I have been passionate about the past since childhood, and my love of history, archaeology, art, and languages began with ancient and medieval Britain, especially the enigmatic Picts who lived in what is now eastern and northern Scotland.

My research embraces an interdisciplinary approach to study landscapes and the material culture of sacred spaces in Britain, Ireland, and Celtic Europe from c. 500 BC – AD 1200 (though some aspects of my research have extended to the early modern period). In the former, I am particularly interested in examining the curation of sacred landscapes through the combined study of archaeological, place-name, and documentary evidence. My interest in the material culture of sacred space primarily focuses on monuments, and in this field my research examines how beliefs and cultural influences are communicated in the visual and epigraphic repertoire of late Iron Age and early medieval carved monuments.

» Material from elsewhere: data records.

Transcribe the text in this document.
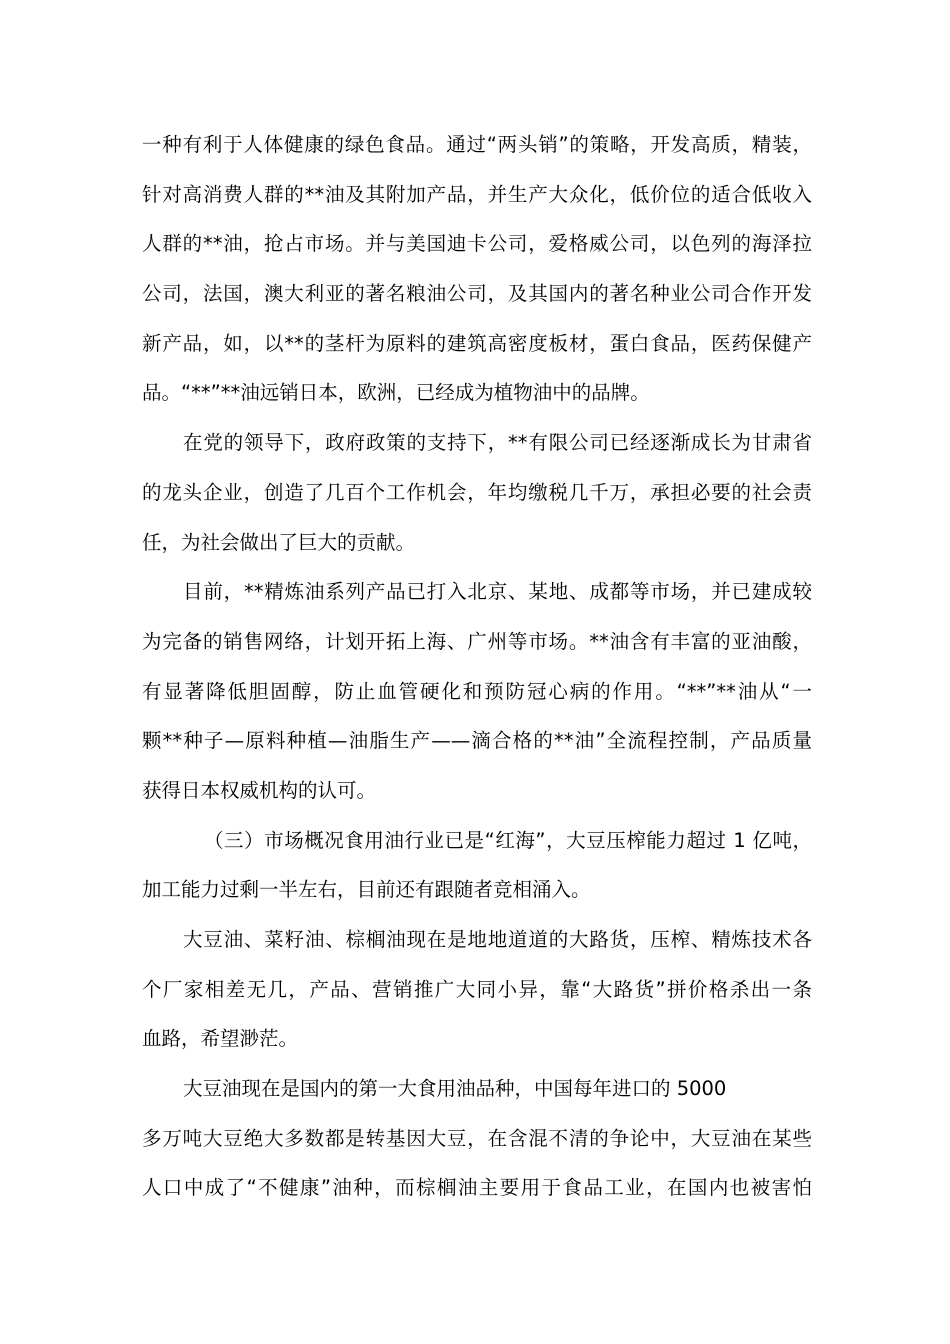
一种有利于人体健康的绿色食品。通过“两头销”的策略，开发高质，精装，
针对高消费人群的**油及其附加产品，并生产大众化，低价位的适合低收入
人群的**油，抢占市场。并与美国迪卡公司，爱格威公司，以色列的海泽拉
公司，法国，澳大利亚的著名粮油公司，及其国内的著名种业公司合作开发
新产品，如，以**的茎杆为原料的建筑高密度板材，蛋白食品，医药保健产
品。“**”**油远销日本，欧洲，已经成为植物油中的品牌。
在党的领导下，政府政策的支持下，**有限公司已经逐渐成长为甘肃省
的龙头企业，创造了几百个工作机会，年均缴税几千万，承担必要的社会责
任，为社会做出了巨大的贡献。
目前，**精炼油系列产品已打入北京、某地、成都等市场，并已建成较
为完备的销售网络，计划开拓上海、广州等市场。**油含有丰富的亚油酸，
有显著降低胆固醇，防止血管硬化和预防冠心病的作用。“**”**油从“一
颗**种子—原料种植—油脂生产——滴合格的**油”全流程控制，产品质量
获得日本权威机构的认可。
（三）市场概况食用油行业已是“红海”，大豆压榨能力超过 1 亿吨，
加工能力过剩一半左右，目前还有跟随者竞相涌入。
大豆油、菜籽油、棕榈油现在是地地道道的大路货，压榨、精炼技术各
个厂家相差无几，产品、营销推广大同小异，靠“大路货”拼价格杀出一条
血路，希望渺茫。
大豆油现在是国内的第一大食用油品种，中国每年进口的 5000
多万吨大豆绝大多数都是转基因大豆，在含混不清的争论中，大豆油在某些
人口中成了“不健康”油种，而棕榈油主要用于食品工业，在国内也被害怕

I am very keen on the application of new technologies to better study the past, and my work is at the forefront of developments in the digital humanities. For example, I have participated in digitization projects and created 3D models of medieval sculpture. Currently, I am principal investigator of Aerial and Satellite Archaeological Prospecting: Tiree, a Society of Antiquaries of Scotland funded project using a combination of multispectral satellite images, LiDAR, and other aerial surveying data to identify, interpret and map archaeological features on the island of Tiree. In this project, satellite imagery has been used to create Normalised Difference Vegetation Indices, a new technique of aerial archaeological prospecting that has not been widely applied in Britain.

Sharing my passion for the ancient and medieval world is one of the joys of my career. I have taught at the University of Nottingham, NUI Galway, and currently teach at the University of Glasgow. One of my proudest achievements was winning a Staff Oscar from the University of Nottingham Students’ Union for Most Inspiring Teacher. I am also a Fellow of the Higher Education Academy. My commitment to sharing knowledge extends beyond the academy. I regularly present at conferences and public lectures, and work with community projects and broadcasting.